The world’s top-ranked scrabble player from Bangkok has spoken out regarding an article published on Daily Mail which accused him of speaking “NO English” and using Google Translate to answer their journalist’s questions.
“Man of letters: Thai computer programmer is third best Scrabble player in the world despite speaking NO ENGLISH,” the headline read.
Komol Panyasophonlert, 31, shared screenshots of his interview with a UK journalist, which was done via Facebook messages. Komol said he believed his written answers led the so-called journalist to write that he does not speak English at all.
“Ok. it’s time to defend myself. These are what I answered the journalist that made him think I used Google translate [sic],” Komol wrote on Facebook.

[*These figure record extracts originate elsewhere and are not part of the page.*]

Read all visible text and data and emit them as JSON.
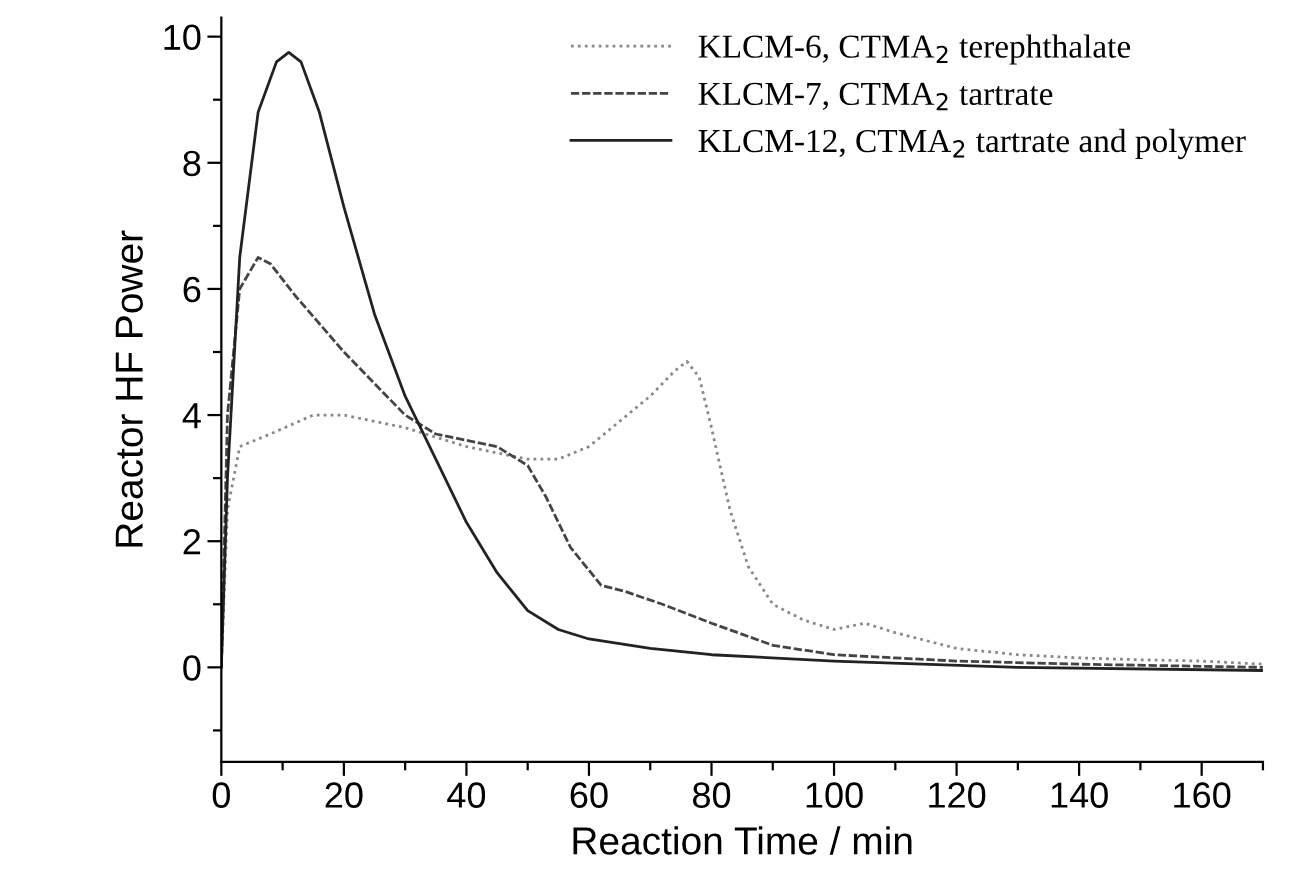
{
  "chart_data": {
    "type": "line",
    "xlabel": "Reaction Time / min",
    "ylabel": "Reactor HF Power",
    "xlim": [
      0,
      170
    ],
    "ylim": [
      -1.5,
      10.3
    ],
    "xticks": [
      0,
      {
        "value": 10,
        "label": null
      },
      20,
      {
        "value": 30,
        "label": null
      },
      40,
      {
        "value": 50,
        "label": null
      },
      60,
      {
        "value": 70,
        "label": null
      },
      80,
      {
        "value": 90,
        "label": null
      },
      100,
      {
        "value": 110,
        "label": null
      },
      120,
      {
        "value": 130,
        "label": null
      },
      140,
      {
        "value": 150,
        "label": null
      },
      160,
      {
        "value": 170,
        "label": null
      }
    ],
    "yticks": [
      {
        "value": -1,
        "label": null
      },
      0,
      {
        "value": 1,
        "label": null
      },
      2,
      {
        "value": 3,
        "label": null
      },
      4,
      {
        "value": 5,
        "label": null
      },
      6,
      {
        "value": 7,
        "label": null
      },
      8,
      {
        "value": 9,
        "label": null
      },
      10
    ],
    "legend": "top right",
    "grid": false,
    "marker": "none",
    "series": [
      {
        "name": "KLCM-6, CTMA$_{2}$ terephthalate",
        "color": "#888888",
        "line_style": "dotted",
        "x": [
          0,
          1,
          3,
          8,
          15,
          20,
          30,
          40,
          50,
          55,
          60,
          65,
          70,
          74,
          76,
          78,
          80,
          83,
          86,
          90,
          95,
          100,
          105,
          110,
          120,
          130,
          140,
          150,
          160,
          170
        ],
        "values": [
          0,
          2.5,
          3.5,
          3.7,
          4.0,
          4.0,
          3.8,
          3.5,
          3.3,
          3.3,
          3.5,
          3.9,
          4.3,
          4.7,
          4.85,
          4.6,
          3.8,
          2.5,
          1.6,
          1.0,
          0.75,
          0.6,
          0.7,
          0.55,
          0.3,
          0.2,
          0.15,
          0.12,
          0.1,
          0.05
        ]
      },
      {
        "name": "KLCM-7, CTMA$_{2}$ tartrate",
        "color": "#444444",
        "line_style": "dashed",
        "x": [
          0,
          1,
          3,
          6,
          8,
          12,
          20,
          30,
          35,
          40,
          45,
          50,
          53,
          57,
          62,
          66,
          72,
          80,
          90,
          100,
          120,
          140,
          170
        ],
        "values": [
          0,
          4,
          6.0,
          6.5,
          6.4,
          5.9,
          5.0,
          4.0,
          3.7,
          3.6,
          3.5,
          3.2,
          2.7,
          1.9,
          1.3,
          1.2,
          1.0,
          0.7,
          0.35,
          0.2,
          0.1,
          0.05,
          0.0
        ]
      },
      {
        "name": "KLCM-12, CTMA$_{2}$ tartrate and polymer",
        "color": "#222222",
        "line_style": "solid",
        "x": [
          0,
          1,
          3,
          6,
          9,
          11,
          13,
          16,
          20,
          25,
          30,
          35,
          40,
          45,
          50,
          55,
          60,
          70,
          80,
          100,
          130,
          170
        ],
        "values": [
          0,
          3,
          6.5,
          8.8,
          9.6,
          9.75,
          9.6,
          8.8,
          7.3,
          5.6,
          4.3,
          3.3,
          2.3,
          1.5,
          0.9,
          0.6,
          0.45,
          0.3,
          0.2,
          0.1,
          0.0,
          -0.05
        ]
      }
    ]
  }
}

In their conversation, Komol only suggested that it would be easier to respond via Facebook messages to give detailed answers. It did not say his reason was because he couldn’t speak English. So basically, Komol was doing the guy a favor to ensure he got his story.
The Daily Mail story was run under the byline of Charlie Moore, who wrote Komol “does not speak a single word of English” and that he “relies on Google Translate for written communication.”
Previously, AFP also ran a similar story on Komol which suggested he was the top Scrabble player who “struggled to string an English sentence together.”
Thais use English as a foreign language, and common Thai schools focus on teaching the students written English and grammar, rather than speaking skills. Therefore, some Thais may not have too much experience with casual conversation or need time to think about how they should arrange a sentence when they speak English.
But judging from his answers to Daily Mail, Komol’s English is way above average.
Komol’s response went viral on social media after a Change.org activist shared it along with some insightful comments, calling out Charlie Moore for being a “racist,” as the article also included an unnecessary note that Komol lives with his parents, which is expected in most Asian cultures.
“I hope you know you can’t judge people who are from a different race because you don’t know their context and, in this modern world, we call these narrow-minded people ‘RACISM’ [sic],” commenter Hatai Limprayoonyong wrote.